Ravens Can Win North, Bengals Can Reach Playoffs
Sports Fan Insider
CINCINNATI (AP) — The cotton candy, hot dogs and two-for-one tickets worked. Paul Brown Stadium will be full and rowdy for a game with playoff implications all around.
If the Baltimore Ravens (11-4) win on Sunday, they’ll secure only their third AFC North title, a bye and a home playoff game. By beating a top team for the first time all season, the Bengals (9-6) can clinch a wild card and only their third playoff appearance in the last 21 years.
And, the home team will have a real home-field advantage for the first time this season. Snubbed by disgruntled fans, the Bengals lured them back for the final game with pleading and price-cutting.
The atmosphere will fit the high-stakes game.
“We’ve got to do one thing: We’ve got to go in and get a victory and come up out of there,” Ravens linebacker Ray Lewis
said. “So, if there is one person in the seats or whether it’s 60,000 in the stands, we don’t care about it. That’s their problem. We’ve got our own problems.
“We don’t have to worry about selling out. We have to worry about trying to keep people out and things like that. We have a different vibe in Baltimore, and that’s a credit to our city, that’s a credit to our fans. So that’s something they have to worry about, not us.”
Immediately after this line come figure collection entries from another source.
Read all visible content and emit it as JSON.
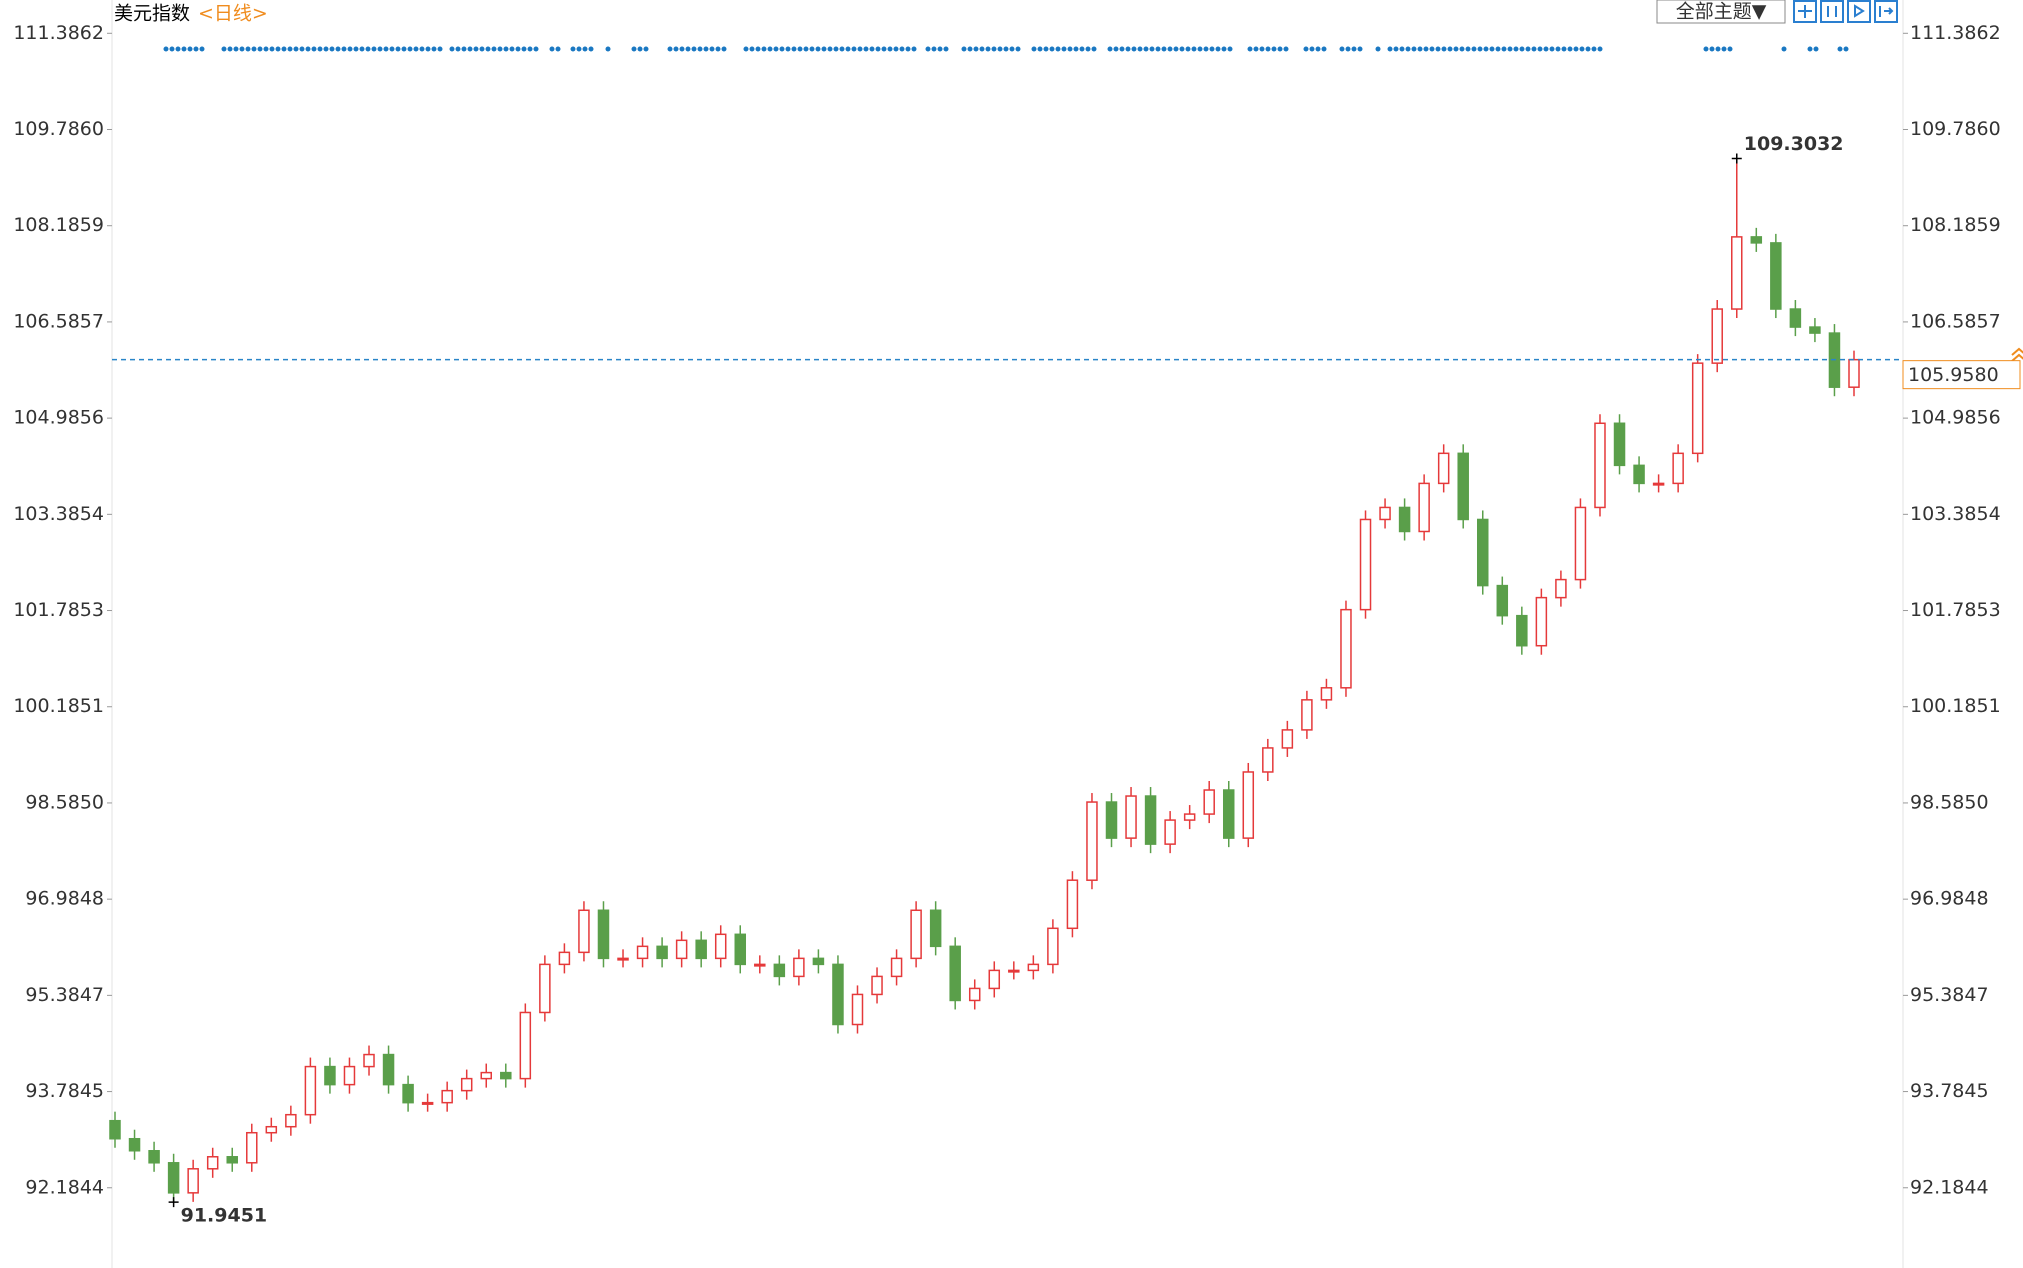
{
  "chart_data": {
    "type": "candlestick",
    "title": "美元指数",
    "period": "<日线>",
    "toolbar_button": "全部主题▼",
    "up_color": "#e5393a",
    "down_color": "#5a9f4a",
    "ylim": [
      90.85,
      111.94
    ],
    "yticks": [
      111.3862,
      {
        "value": 109.786,
        "label": "109.7860"
      },
      108.1859,
      106.5857,
      104.9856,
      103.3854,
      101.7853,
      100.1851,
      {
        "value": 98.585,
        "label": "98.5850"
      },
      96.9848,
      95.3847,
      93.7845,
      92.1844
    ],
    "max_annotation": 109.3032,
    "min_annotation": 91.9451,
    "current_price": {
      "value": 105.958,
      "label": "105.9580"
    },
    "open": [
      93.3,
      93.0,
      92.8,
      92.6,
      92.1,
      92.5,
      92.7,
      92.6,
      93.1,
      93.2,
      93.4,
      94.2,
      93.9,
      94.2,
      94.4,
      93.9,
      93.6,
      93.6,
      93.8,
      94.0,
      94.1,
      94.0,
      95.1,
      95.9,
      96.1,
      96.8,
      96.0,
      96.0,
      96.2,
      96.0,
      96.3,
      96.0,
      96.4,
      95.9,
      95.9,
      95.7,
      96.0,
      95.9,
      94.9,
      95.4,
      95.7,
      96.0,
      96.8,
      96.2,
      95.3,
      95.5,
      95.8,
      95.8,
      95.9,
      96.5,
      97.3,
      98.6,
      98.0,
      98.7,
      97.9,
      98.3,
      98.4,
      98.8,
      98.0,
      99.1,
      99.5,
      99.8,
      100.3,
      100.5,
      101.8,
      103.3,
      103.5,
      103.1,
      103.9,
      104.4,
      103.3,
      102.2,
      101.7,
      101.2,
      102.0,
      102.3,
      103.5,
      104.9,
      104.2,
      103.9,
      103.9,
      104.4,
      105.9,
      106.8,
      108.0,
      107.9,
      106.8,
      106.5,
      106.4,
      105.5
    ],
    "high": [
      93.45,
      93.15,
      92.95,
      92.75,
      92.65,
      92.85,
      92.85,
      93.25,
      93.35,
      93.55,
      94.35,
      94.35,
      94.35,
      94.55,
      94.55,
      94.05,
      93.75,
      93.95,
      94.15,
      94.25,
      94.25,
      95.25,
      96.05,
      96.25,
      96.95,
      96.95,
      96.15,
      96.35,
      96.35,
      96.45,
      96.45,
      96.55,
      96.55,
      96.05,
      96.05,
      96.15,
      96.15,
      96.05,
      95.55,
      95.85,
      96.15,
      96.95,
      96.95,
      96.35,
      95.65,
      95.95,
      95.95,
      96.05,
      96.65,
      97.45,
      98.75,
      98.75,
      98.85,
      98.85,
      98.45,
      98.55,
      98.95,
      98.95,
      99.25,
      99.65,
      99.95,
      100.45,
      100.65,
      101.95,
      103.45,
      103.65,
      103.65,
      104.05,
      104.55,
      104.55,
      103.45,
      102.35,
      101.85,
      102.15,
      102.45,
      103.65,
      105.05,
      105.05,
      104.35,
      104.05,
      104.55,
      106.05,
      106.95,
      109.3032,
      108.15,
      108.05,
      106.95,
      106.65,
      106.55,
      106.108
    ],
    "low": [
      92.85,
      92.65,
      92.45,
      91.9451,
      91.95,
      92.35,
      92.45,
      92.45,
      92.95,
      93.05,
      93.25,
      93.75,
      93.75,
      94.05,
      93.75,
      93.45,
      93.45,
      93.45,
      93.65,
      93.85,
      93.85,
      93.85,
      94.95,
      95.75,
      95.95,
      95.85,
      95.85,
      95.85,
      95.85,
      95.85,
      95.85,
      95.85,
      95.75,
      95.75,
      95.55,
      95.55,
      95.75,
      94.75,
      94.75,
      95.25,
      95.55,
      95.85,
      96.05,
      95.15,
      95.15,
      95.35,
      95.65,
      95.65,
      95.75,
      96.35,
      97.15,
      97.85,
      97.85,
      97.75,
      97.75,
      98.15,
      98.25,
      97.85,
      97.85,
      98.95,
      99.35,
      99.65,
      100.15,
      100.35,
      101.65,
      103.15,
      102.95,
      102.95,
      103.75,
      103.15,
      102.05,
      101.55,
      101.05,
      101.05,
      101.85,
      102.15,
      103.35,
      104.05,
      103.75,
      103.75,
      103.75,
      104.25,
      105.75,
      106.65,
      107.75,
      106.65,
      106.35,
      106.25,
      105.35,
      105.35
    ],
    "close": [
      93.0,
      92.8,
      92.6,
      92.1,
      92.5,
      92.7,
      92.6,
      93.1,
      93.2,
      93.4,
      94.2,
      93.9,
      94.2,
      94.4,
      93.9,
      93.6,
      93.6,
      93.8,
      94.0,
      94.1,
      94.0,
      95.1,
      95.9,
      96.1,
      96.8,
      96.0,
      96.0,
      96.2,
      96.0,
      96.3,
      96.0,
      96.4,
      95.9,
      95.9,
      95.7,
      96.0,
      95.9,
      94.9,
      95.4,
      95.7,
      96.0,
      96.8,
      96.2,
      95.3,
      95.5,
      95.8,
      95.8,
      95.9,
      96.5,
      97.3,
      98.6,
      98.0,
      98.7,
      97.9,
      98.3,
      98.4,
      98.8,
      98.0,
      99.1,
      99.5,
      99.8,
      100.3,
      100.5,
      101.8,
      103.3,
      103.5,
      103.1,
      103.9,
      104.4,
      103.3,
      102.2,
      101.7,
      101.2,
      102.0,
      102.3,
      103.5,
      104.9,
      104.2,
      103.9,
      103.9,
      104.4,
      105.9,
      106.8,
      108.0,
      107.9,
      106.8,
      106.5,
      106.4,
      105.5,
      105.958
    ]
  }
}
The Ravens will reach the playoffs even if they lose, in which case they’d get the first wild card. They enter the final week tied with Pittsburgh at 11-4, but swept their season series and have the head-to-head tiebreaker for the division title, which is much preferred.
A home playoff game is no small matter for Baltimore. The Ravens went 8-0 at home this season, only 3-4 on the road.
Baltimore has been a good road playoff team in recent years, but set home-field advantage as an overriding goal for this season. The Ravens had all of their playoff games on the road in each of the last three seasons. They lost the AFC title game in Pittsburgh in 2008, and had second-round losses at Indianapolis and Pittsburgh again in the last two years.
A victory in Cincinnati would leave them 6-0 in division play for the first time in their history and secure their first home
playoff game since the 2006 season. They would get home field throughout the playoffs if they win and New England (12-3) loses at home to Buffalo.
“It makes a world of difference,” running back Ray Rice said. “It’s huge — anybody will tell you. I personally feel like after
you win the wild card round and not having that bye, you usually come back to that next game scratching and clawing. As you can see, Pittsburgh was the fresher team last year when we had to play them in the divisional game. Needless to say, this week is a playoff game. It’s big for them, it’s even bigger for us.”
The Bengals are trying to complete one of the most unexpected playoff surges in their history. Nobody gave them much of a chance with rookie quarterback Andy Dalton and rookie receiver A.J. Green taking over key spots. The duo grew up quickly — Green made the Pro Bowl, Dalton is a first alternate — and Cincinnati took advantage of a cushy schedule and other teams’ stumbles to stay in contention.
The Bengals got in line for the wild card when the Jets (8-7) lost their last two games. Cincinnati will clinch it with a win.
The Bengals also could get in with a loss, though they’d need a lot of help — a combination of either the Jets and Raiders losing, or the Jets and Broncos losing.
“We’re so excited for this week,” defensive lineman Domata Peko said. “No one’s ready for the offseason yet. No one’s bags
are packed or anything. We’re ready to keep going and make our Super Bowl run, and it starts this week.”
The Bengals lost in Baltimore 31-24 on Nov. 20, when Green missed his only game of the season because of a bruised knee.
Cincinnati fell behind 31-14 early in the fourth quarter, but Dalton led a furious comeback. He threw for 373 yards — a Bengals rookie record — but set up the big deficit with three interceptions.
It was part of a trend. The Bengals are 0-6 against teams that are currently in first place or have clinched playoff berths.
Fans have stayed away because they’re upset with owner Mike Brown, whose franchise has one of the worst stretches of futility in league history. It appeared the Bengals were on their way to becoming a consistent contender when they won the AFC North in 2005 behind quarterback Carson Palmer, but they couldn’t sustain it.
Now, with Dalton and Green and a young defensive core, they’re at the same point again.
“I know we can be that type of team,” middle linebacker Rey Maualuga said. “All I can picture is us growing and becoming
special. I just hope we don’t start in a couple years. Why not start this week and feed off that and just build on that? I know we’re capable of being that team.”